Communiqué
Janvier 2008
Numéro 97
Les appareils défaillants de l’alimentation = cuisine branchée de Paris
Souveraineté alimentaire – à la cartel?
Parce que les États n’ont pas su gouverner, les grandes institutions multilatérales de l’alimentation et l’agriculture sont dans le pétrin. Si les États et les secrétariats internationaux ne coopèrent pas, ces institutions subiront des torts irréparables : les multinationales de l’agroalimentaire et les nouveaux philantro-capitalistes vont continuer de combler le vide du pouvoir créé par les États membres de l’OCDE depuis quelques décennies.
Le contexte : La souveraineté alimentaire, une doctrine politique issue de Via Campesina, est devenue un problème géopolitique branché. Pour la première fois depuis des décennies, l’alimentation fait partie des priorités internationales – grâce à la panique issue des bouleversements climatiques; de la démographie galopante; de l’appétit croissant pour la viande et les produits laitiers; et de l’essor des agrocarburants qui monopolisent les sols et font grimper les prix. Tout cela alors que le travail réalisé par les grandes institutions multilatérales de l’alimentation et l’agriculture fait l’objet d’évaluations sévères, et que les nouveaux philanthro-capitalistes affermissent leur emprise sur l’agriculture et le développement rural.
L’enjeu : On estime que les changements climatiques vont gruger 20 % de la production alimentaire du Sud mondialisé, alors que les agrocarburants vont accaparer jusqu’à 12 % des sols arables et que les dépenses alimentaires augmentent sans cesse (de plus de 1 billion $ depuis 2004). L’objectif du Millénaire pour le développement de réduire de moitié la faim dans le monde d’ici 2015 part vraiment en eau de boudin. On prévoit que les rangs des affamés vont passeront de 854 millions aujourd’hui à 1,2 milliard en 2025.
Les acteurs : Il semble que personne n’ait vu venir le problème. Les États blâment les institutions multilatérales qu’ils gouvernent, et les institutions blâment l’inertie des États.
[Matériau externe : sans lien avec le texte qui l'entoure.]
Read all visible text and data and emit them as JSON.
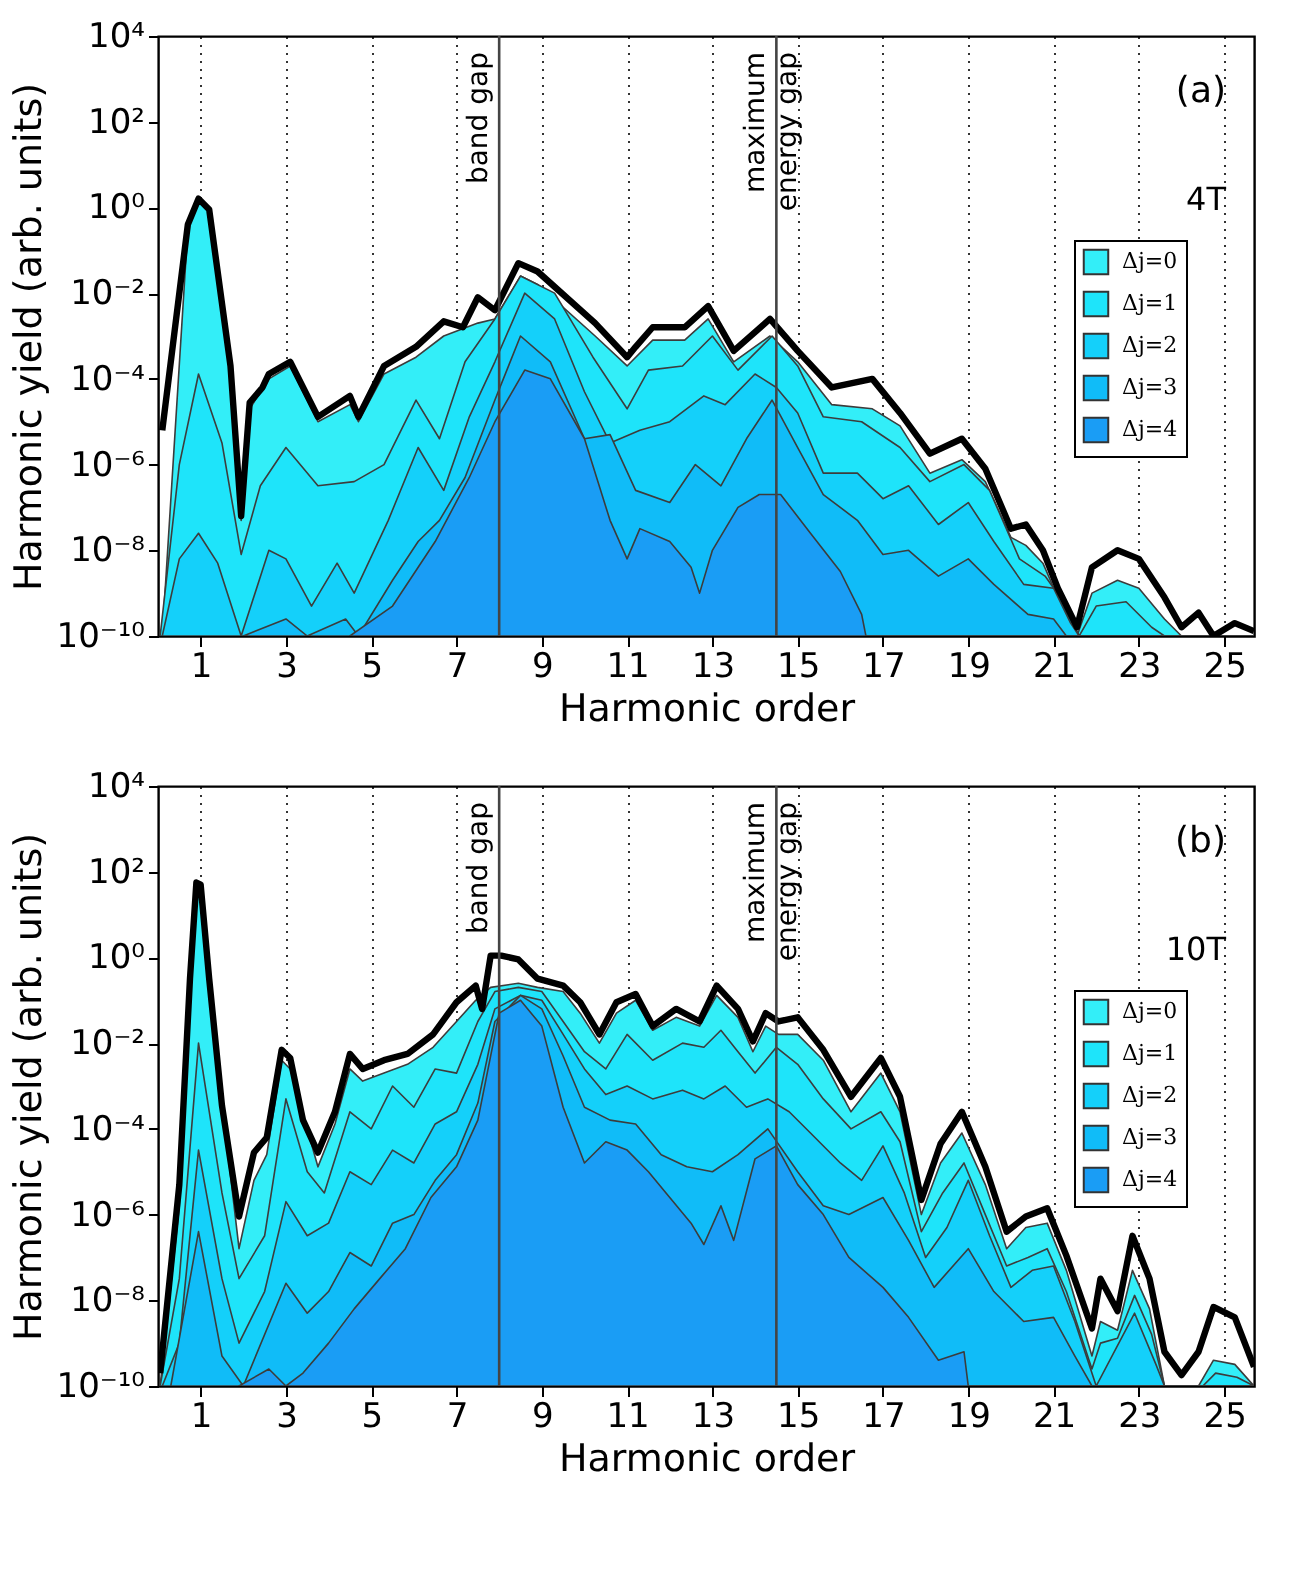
{
  "chart_data": [
    {
      "type": "area",
      "xlabel": "Harmonic order",
      "ylabel": "Harmonic yield (arb. units)",
      "log": "y",
      "grid": "x",
      "legend": "right",
      "xlim": [
        0,
        25.7
      ],
      "xticks": [
        1,
        3,
        5,
        7,
        9,
        11,
        13,
        15,
        17,
        19,
        21,
        23,
        25
      ],
      "ylim": [
        1e-10,
        10000.0
      ],
      "yticks": [
        {
          "value": 1e-10,
          "label": "10⁻¹⁰"
        },
        {
          "value": 1e-08,
          "label": "10⁻⁸"
        },
        {
          "value": 1e-06,
          "label": "10⁻⁶"
        },
        {
          "value": 0.0001,
          "label": "10⁻⁴"
        },
        {
          "value": 0.01,
          "label": "10⁻²"
        },
        {
          "value": 1,
          "label": "10⁰"
        },
        {
          "value": 100,
          "label": "10²"
        },
        {
          "value": 10000.0,
          "label": "10⁴"
        }
      ],
      "ref_lines": [
        {
          "axis": "x",
          "value": 8,
          "label": "band gap"
        },
        {
          "axis": "x",
          "value": 14.5,
          "label": "maximum\nenergy gap"
        }
      ],
      "annotations": [
        "(a)",
        "4T"
      ],
      "series": [
        {
          "name": "Δj=0",
          "type": "area",
          "color": "#33eef8",
          "x": [
            0.1,
            0.7,
            0.95,
            1.2,
            1.7,
            1.95,
            2.15,
            2.6,
            3.1,
            3.75,
            4.5,
            4.7,
            5.3,
            6.05,
            6.7,
            7.5,
            7.9,
            8.5,
            8.9,
            10.25,
            11.0,
            11.6,
            12.35,
            12.9,
            13.5,
            14.35,
            15.0,
            15.8,
            16.75,
            17.4,
            18.1,
            18.85,
            19.4,
            20.0,
            20.35,
            20.75,
            21.1,
            21.55,
            21.9,
            22.5,
            23.0,
            23.6,
            24.0,
            25.7
          ],
          "values": [
            1e-10,
            0.32,
            1.4,
            0.8,
            0.00016,
            5e-08,
            2e-05,
            0.0001,
            0.0002,
            1e-05,
            2.5e-05,
            1e-05,
            0.00013,
            0.00032,
            0.001,
            0.002,
            0.0025,
            0.025,
            0.016,
            0.001,
            0.0002,
            0.0008,
            0.0008,
            0.0025,
            0.00025,
            0.001,
            0.00025,
            2.5e-05,
            2e-05,
            8e-06,
            6.3e-07,
            1.3e-06,
            4e-07,
            2e-08,
            1.3e-08,
            5e-09,
            8e-10,
            1e-10,
            1e-09,
            2e-09,
            1.3e-09,
            2.5e-10,
            1e-10,
            1e-10
          ]
        },
        {
          "name": "Δj=1",
          "type": "area",
          "color": "#1ee4fa",
          "x": [
            0.05,
            0.5,
            0.95,
            1.5,
            1.95,
            2.4,
            3.0,
            3.75,
            4.6,
            5.3,
            6.05,
            6.6,
            7.2,
            7.9,
            8.5,
            9.3,
            10.2,
            11.0,
            11.5,
            12.3,
            13.0,
            13.6,
            14.4,
            15.0,
            15.6,
            16.5,
            17.4,
            18.1,
            18.9,
            19.5,
            20.2,
            20.8,
            21.3,
            21.6,
            22.0,
            22.7,
            23.3,
            23.6,
            25.7
          ],
          "values": [
            1e-10,
            1e-06,
            0.00013,
            3.2e-06,
            8e-09,
            3.2e-07,
            2.5e-06,
            3.2e-07,
            4e-07,
            1e-06,
            3.2e-05,
            4e-06,
            0.00025,
            0.0025,
            0.025,
            0.01,
            0.00032,
            2e-05,
            0.00016,
            0.0002,
            0.001,
            0.00016,
            0.001,
            0.0002,
            1.3e-05,
            1e-05,
            2.5e-06,
            4e-07,
            1e-06,
            2.5e-07,
            6.3e-09,
            2.5e-09,
            5e-10,
            1e-10,
            5e-10,
            6.3e-10,
            1.6e-10,
            1e-10,
            1e-10
          ]
        },
        {
          "name": "Δj=2",
          "type": "area",
          "color": "#14d0fa",
          "x": [
            0.1,
            0.5,
            0.95,
            1.4,
            1.95,
            2.6,
            3.0,
            3.6,
            4.2,
            4.6,
            5.4,
            6.1,
            6.7,
            7.3,
            7.9,
            8.6,
            9.3,
            10.0,
            10.6,
            11.3,
            12.0,
            12.8,
            13.3,
            14.0,
            14.5,
            15.0,
            15.6,
            16.4,
            17.0,
            17.6,
            18.3,
            19.0,
            19.6,
            20.3,
            21.0,
            21.4,
            21.6,
            25.7
          ],
          "values": [
            1e-10,
            6.3e-09,
            2.5e-08,
            5e-09,
            1e-10,
            1e-08,
            6.3e-09,
            5e-10,
            5e-09,
            1e-09,
            5e-08,
            2.5e-06,
            2.5e-07,
            1.3e-05,
            0.00025,
            0.01,
            0.0025,
            5e-05,
            3.2e-06,
            6.3e-06,
            1e-05,
            4e-05,
            2.5e-05,
            0.00013,
            6.3e-05,
            1.6e-05,
            6.3e-07,
            6.3e-07,
            1.6e-07,
            3.2e-07,
            4e-08,
            1.3e-07,
            1.6e-08,
            1.6e-09,
            1.3e-09,
            2e-10,
            1e-10,
            1e-10
          ]
        },
        {
          "name": "Δj=3",
          "type": "area",
          "color": "#10bcf8",
          "x": [
            2.0,
            3.0,
            3.5,
            4.4,
            4.7,
            5.5,
            6.1,
            6.6,
            7.2,
            7.9,
            8.5,
            9.2,
            10.0,
            10.6,
            11.2,
            12.0,
            12.6,
            13.2,
            13.8,
            14.4,
            15.0,
            15.6,
            16.4,
            17.0,
            17.6,
            18.3,
            19.0,
            19.6,
            20.4,
            21.0,
            21.3,
            25.7
          ],
          "values": [
            1e-10,
            2.5e-10,
            1e-10,
            2.5e-10,
            1e-10,
            2e-09,
            1.6e-08,
            5e-08,
            5e-07,
            3.2e-05,
            0.001,
            0.00025,
            4e-06,
            5e-06,
            2.5e-07,
            1.3e-07,
            1e-06,
            3.2e-07,
            4e-06,
            3.2e-05,
            2.5e-06,
            2e-07,
            5e-08,
            8e-09,
            1e-08,
            2.5e-09,
            6.3e-09,
            1.6e-09,
            3.2e-10,
            2.5e-10,
            1e-10,
            1e-10
          ]
        },
        {
          "name": "Δj=4",
          "type": "area",
          "color": "#1a9df5",
          "x": [
            4.5,
            5.5,
            6.5,
            7.3,
            7.9,
            8.6,
            9.2,
            10.0,
            10.6,
            11.0,
            11.3,
            12.0,
            12.5,
            12.7,
            13.0,
            13.6,
            14.1,
            14.6,
            15.3,
            16.0,
            16.5,
            16.6,
            25.7
          ],
          "values": [
            1e-10,
            5e-10,
            1.6e-08,
            5e-07,
            1e-05,
            0.00016,
            0.0001,
            4e-06,
            5e-08,
            6.3e-09,
            3.2e-08,
            1.6e-08,
            4e-09,
            1e-09,
            1e-08,
            1e-07,
            2e-07,
            2e-07,
            2.5e-08,
            3.2e-09,
            3.2e-10,
            1e-10,
            1e-10
          ]
        },
        {
          "type": "line",
          "color": "#000000",
          "x": [
            0.1,
            0.7,
            0.95,
            1.2,
            1.7,
            1.95,
            2.15,
            2.45,
            2.6,
            3.1,
            3.75,
            4.5,
            4.7,
            5.3,
            6.05,
            6.7,
            7.15,
            7.5,
            7.9,
            8.45,
            8.9,
            10.25,
            11.0,
            11.2,
            11.6,
            12.35,
            12.9,
            13.5,
            14.35,
            15.0,
            15.8,
            16.75,
            17.4,
            18.1,
            18.85,
            19.4,
            20.0,
            20.35,
            20.75,
            21.1,
            21.55,
            21.9,
            22.5,
            23.0,
            23.6,
            24.0,
            24.4,
            24.75,
            25.25,
            25.7
          ],
          "values": [
            6.3e-06,
            0.4,
            1.6,
            0.9,
            0.0002,
            6.3e-08,
            2.8e-05,
            6.3e-05,
            0.00013,
            0.00025,
            1.3e-05,
            4e-05,
            1.3e-05,
            0.0002,
            0.00056,
            0.0022,
            0.0016,
            0.008,
            0.004,
            0.05,
            0.032,
            0.002,
            0.00032,
            0.00056,
            0.0016,
            0.0016,
            0.005,
            0.00045,
            0.0025,
            0.00045,
            6.3e-05,
            0.0001,
            1.6e-05,
            1.8e-06,
            4e-06,
            8e-07,
            3.2e-08,
            4e-08,
            1e-08,
            1.3e-09,
            1.6e-10,
            4e-09,
            1e-08,
            6.3e-09,
            8e-10,
            1.6e-10,
            3.5e-10,
            1e-10,
            2e-10,
            1.3e-10
          ]
        }
      ]
    },
    {
      "type": "area",
      "xlabel": "Harmonic order",
      "ylabel": "Harmonic yield (arb. units)",
      "log": "y",
      "grid": "x",
      "legend": "right",
      "xlim": [
        0,
        25.7
      ],
      "xticks": [
        1,
        3,
        5,
        7,
        9,
        11,
        13,
        15,
        17,
        19,
        21,
        23,
        25
      ],
      "ylim": [
        1e-10,
        10000.0
      ],
      "yticks": [
        {
          "value": 1e-10,
          "label": "10⁻¹⁰"
        },
        {
          "value": 1e-08,
          "label": "10⁻⁸"
        },
        {
          "value": 1e-06,
          "label": "10⁻⁶"
        },
        {
          "value": 0.0001,
          "label": "10⁻⁴"
        },
        {
          "value": 0.01,
          "label": "10⁻²"
        },
        {
          "value": 1,
          "label": "10⁰"
        },
        {
          "value": 100,
          "label": "10²"
        },
        {
          "value": 10000.0,
          "label": "10⁴"
        }
      ],
      "ref_lines": [
        {
          "axis": "x",
          "value": 8,
          "label": "band gap"
        },
        {
          "axis": "x",
          "value": 14.5,
          "label": "maximum\nenergy gap"
        }
      ],
      "annotations": [
        "(b)",
        "10T"
      ],
      "series": [
        {
          "name": "Δj=0",
          "type": "area",
          "color": "#33eef8",
          "x": [
            0.05,
            0.5,
            0.9,
            1.0,
            1.2,
            1.9,
            2.25,
            2.55,
            2.9,
            3.1,
            3.75,
            4.15,
            4.5,
            4.8,
            5.3,
            5.85,
            6.45,
            7.0,
            7.45,
            7.8,
            8.45,
            8.9,
            9.5,
            9.9,
            10.35,
            10.75,
            11.2,
            11.6,
            12.15,
            12.7,
            13.1,
            13.6,
            13.95,
            14.25,
            14.55,
            15.0,
            15.6,
            16.25,
            16.95,
            17.4,
            17.9,
            18.35,
            18.85,
            19.4,
            19.9,
            20.35,
            20.85,
            21.3,
            21.9,
            22.1,
            22.5,
            22.85,
            23.25,
            23.6,
            24.4,
            24.75,
            25.25,
            25.7
          ],
          "values": [
            1e-10,
            1.6e-06,
            40,
            40,
            0.16,
            1.6e-07,
            6.3e-06,
            2.5e-05,
            0.004,
            0.0025,
            1.3e-05,
            0.00013,
            0.0025,
            0.0013,
            0.002,
            0.0032,
            0.008,
            0.032,
            0.1,
            0.2,
            0.25,
            0.2,
            0.16,
            0.05,
            0.01,
            0.05,
            0.1,
            0.02,
            0.04,
            0.025,
            0.13,
            0.04,
            0.0063,
            0.025,
            0.016,
            0.016,
            0.004,
            0.00025,
            0.002,
            0.00025,
            1e-06,
            1.6e-05,
            8e-05,
            5e-06,
            1.6e-07,
            5e-07,
            6.3e-07,
            5e-08,
            5e-10,
            3.2e-09,
            2e-09,
            5e-08,
            6.3e-09,
            1e-10,
            1e-10,
            4e-10,
            3.2e-10,
            1e-10
          ]
        },
        {
          "name": "Δj=1",
          "type": "area",
          "color": "#1ee4fa",
          "x": [
            0.05,
            0.5,
            0.95,
            1.5,
            1.9,
            2.5,
            3.0,
            3.5,
            3.9,
            4.5,
            5.0,
            5.5,
            6.0,
            6.5,
            7.0,
            7.5,
            7.9,
            8.45,
            9.0,
            9.5,
            10.0,
            10.5,
            11.0,
            11.6,
            12.3,
            12.8,
            13.2,
            13.6,
            14.0,
            14.5,
            15.0,
            15.6,
            16.25,
            16.95,
            17.4,
            17.9,
            18.4,
            18.9,
            19.4,
            19.9,
            20.4,
            20.85,
            21.3,
            21.9,
            22.1,
            22.5,
            22.9,
            23.3,
            23.6,
            24.5,
            24.8,
            25.3,
            25.7
          ],
          "values": [
            1e-10,
            3.2e-08,
            0.01,
            3.2e-06,
            3.2e-08,
            3.2e-07,
            0.0005,
            1e-05,
            3.2e-06,
            0.00025,
            0.0001,
            0.001,
            0.00032,
            0.0025,
            0.002,
            0.032,
            0.16,
            0.2,
            0.16,
            0.032,
            0.0063,
            0.0025,
            0.016,
            0.004,
            0.01,
            0.008,
            0.02,
            0.0063,
            0.002,
            0.008,
            0.0032,
            0.0005,
            0.0001,
            0.00025,
            5e-05,
            4e-07,
            3.2e-06,
            1.6e-05,
            1e-06,
            6.3e-08,
            1e-07,
            1.6e-07,
            1.6e-08,
            2.5e-10,
            1e-09,
            1.3e-09,
            1.3e-08,
            1.6e-09,
            1e-10,
            1e-10,
            2e-10,
            1.6e-10,
            1e-10
          ]
        },
        {
          "name": "Δj=2",
          "type": "area",
          "color": "#14d0fa",
          "x": [
            0.1,
            0.5,
            0.95,
            1.5,
            1.9,
            2.5,
            3.0,
            3.5,
            4.0,
            4.5,
            5.0,
            5.5,
            6.0,
            6.5,
            7.0,
            7.5,
            7.9,
            8.5,
            9.0,
            9.5,
            10.0,
            10.5,
            11.0,
            11.6,
            12.3,
            12.8,
            13.3,
            13.8,
            14.3,
            14.8,
            15.3,
            16.0,
            16.5,
            17.0,
            17.5,
            18.0,
            18.5,
            19.0,
            19.5,
            20.0,
            20.5,
            21.0,
            21.5,
            22.0,
            22.9,
            23.4,
            23.6,
            25.7
          ],
          "values": [
            1e-10,
            1e-09,
            3.2e-05,
            3.2e-08,
            1e-09,
            1.6e-08,
            2e-06,
            3.2e-07,
            6.3e-07,
            1e-05,
            5e-06,
            3.2e-05,
            1.6e-05,
            0.00013,
            0.00025,
            0.0032,
            0.063,
            0.13,
            0.1,
            0.016,
            0.0025,
            0.00063,
            0.001,
            0.0005,
            0.0008,
            0.0005,
            0.001,
            0.00032,
            0.0005,
            0.00025,
            8e-05,
            1.6e-05,
            6.3e-06,
            4e-05,
            3.2e-06,
            1e-07,
            5e-07,
            6.3e-06,
            3.2e-07,
            2e-08,
            5e-08,
            6.3e-08,
            3.2e-09,
            1e-10,
            5e-09,
            3.2e-10,
            1e-10,
            1e-10
          ]
        },
        {
          "name": "Δj=3",
          "type": "area",
          "color": "#10bcf8",
          "x": [
            0.3,
            0.95,
            1.5,
            2.0,
            3.0,
            3.5,
            4.0,
            4.5,
            5.0,
            5.5,
            6.0,
            6.5,
            7.0,
            7.5,
            7.9,
            8.5,
            9.0,
            9.5,
            10.0,
            10.6,
            11.2,
            11.8,
            12.4,
            13.0,
            13.6,
            14.3,
            15.0,
            15.6,
            16.2,
            17.0,
            17.6,
            18.2,
            19.0,
            19.6,
            20.3,
            21.0,
            21.5,
            21.9,
            25.7
          ],
          "values": [
            1e-10,
            4e-07,
            5e-10,
            1e-10,
            2.5e-08,
            5e-09,
            1.6e-08,
            1.3e-07,
            6.3e-08,
            6.3e-07,
            1e-06,
            6.3e-06,
            2.5e-05,
            0.0004,
            0.032,
            0.13,
            0.063,
            0.005,
            0.00032,
            0.00016,
            0.00013,
            2.5e-05,
            1.3e-05,
            1e-05,
            2.5e-05,
            0.0001,
            1e-05,
            1.6e-06,
            1e-06,
            2.5e-06,
            2.5e-07,
            2e-08,
            1.6e-07,
            1.6e-08,
            3.2e-09,
            4e-09,
            5e-10,
            1e-10,
            1e-10
          ]
        },
        {
          "name": "Δj=4",
          "type": "area",
          "color": "#1a9df5",
          "x": [
            1.9,
            2.6,
            3.0,
            3.4,
            4.0,
            4.6,
            5.2,
            5.8,
            6.4,
            7.0,
            7.5,
            8.0,
            8.5,
            9.0,
            9.5,
            10.0,
            10.5,
            11.0,
            11.5,
            12.0,
            12.5,
            12.8,
            13.2,
            13.5,
            14.0,
            14.5,
            15.0,
            15.6,
            16.2,
            17.0,
            17.6,
            18.3,
            18.9,
            19.0,
            25.7
          ],
          "values": [
            1e-10,
            2.5e-10,
            1e-10,
            2e-10,
            1e-09,
            6.3e-09,
            3.2e-08,
            1.6e-07,
            2.5e-06,
            1.3e-05,
            0.00016,
            0.05,
            0.1,
            0.025,
            0.00032,
            1.6e-05,
            5e-05,
            3.2e-05,
            1e-05,
            2.5e-06,
            6.3e-07,
            2e-07,
            1.6e-06,
            2.5e-07,
            2e-05,
            4e-05,
            5e-06,
            1e-06,
            1e-07,
            2e-08,
            4e-09,
            4e-10,
            6.3e-10,
            1e-10,
            1e-10
          ]
        },
        {
          "type": "line",
          "color": "#000000",
          "x": [
            0.05,
            0.5,
            0.75,
            0.9,
            1.0,
            1.2,
            1.5,
            1.9,
            2.25,
            2.55,
            2.9,
            3.1,
            3.4,
            3.75,
            4.15,
            4.5,
            4.8,
            5.3,
            5.85,
            6.45,
            7.0,
            7.45,
            7.6,
            7.8,
            8.05,
            8.45,
            8.9,
            9.5,
            9.9,
            10.35,
            10.75,
            11.2,
            11.6,
            12.15,
            12.7,
            13.1,
            13.6,
            13.95,
            14.25,
            14.55,
            15.0,
            15.6,
            16.25,
            16.95,
            17.4,
            17.9,
            18.35,
            18.85,
            19.4,
            19.9,
            20.35,
            20.85,
            21.3,
            21.9,
            22.1,
            22.5,
            22.85,
            23.25,
            23.6,
            24.0,
            24.4,
            24.75,
            25.25,
            25.7
          ],
          "values": [
            2e-10,
            5e-06,
            0.32,
            56,
            50,
            0.32,
            0.00035,
            9e-07,
            2.8e-05,
            6.3e-05,
            0.007,
            0.0045,
            0.00016,
            2.8e-05,
            0.00025,
            0.0056,
            0.0025,
            0.004,
            0.0056,
            0.016,
            0.09,
            0.22,
            0.063,
            1.1,
            1.1,
            0.9,
            0.32,
            0.22,
            0.09,
            0.016,
            0.09,
            0.14,
            0.025,
            0.063,
            0.032,
            0.22,
            0.063,
            0.011,
            0.05,
            0.032,
            0.04,
            0.007,
            0.00056,
            0.0045,
            0.00056,
            2.2e-06,
            4.5e-05,
            0.00025,
            1.3e-05,
            4e-07,
            9e-07,
            1.4e-06,
            1.1e-07,
            2.2e-09,
            3.2e-08,
            5.6e-09,
            3.2e-07,
            3.2e-08,
            6.3e-10,
            1.8e-10,
            6.3e-10,
            7e-09,
            4e-09,
            2.8e-10
          ]
        }
      ]
    }
  ]
}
Les scientifiques veulent de l’argent pour créer une écopanacée. L’industrie aussi – mais en restant loin de la mire. Les nouvelles mégafondations veulent fondre les priorités du public et celles du privé dans une stratégie commune. Les agriculteurs veulent le programme de souveraineté alimentaire qu’ils ont adopté au Mali l’an dernier.
Les forums : La Convention sur la diversité biologique et la Commission des Nations unies sur le développement durable feront plein feu sur l’agriculture au cours des six premiers mois de l’année et la FAO tiendra en juin une réunion annuelle sur les problèmes majeurs. Aussi en 2008, les États étudieront les évaluations récentes du FIDA, de la FAO et du GCRAI, le programme agricole de la Banque mondiale et la nouvelle stratégie du Programme alimentaire mondial. Il pourrait y avoir du grabuge au Ghana du 2 au 4 septembre, à la réunion de haut niveau régie par l’OCDE en rapport avec la Déclaration de Paris sur l’efficacité de l’aide adoptée en 2005 – la cuisine branchée de Paris. Les États vont-ils sauver les appareils défaillants ou créer de nouveaux cartels de l’alimentation? Les organisations paysannes, les pêcheurs, les peuples autochtones et les petits éleveurs seront-ils invités à la table?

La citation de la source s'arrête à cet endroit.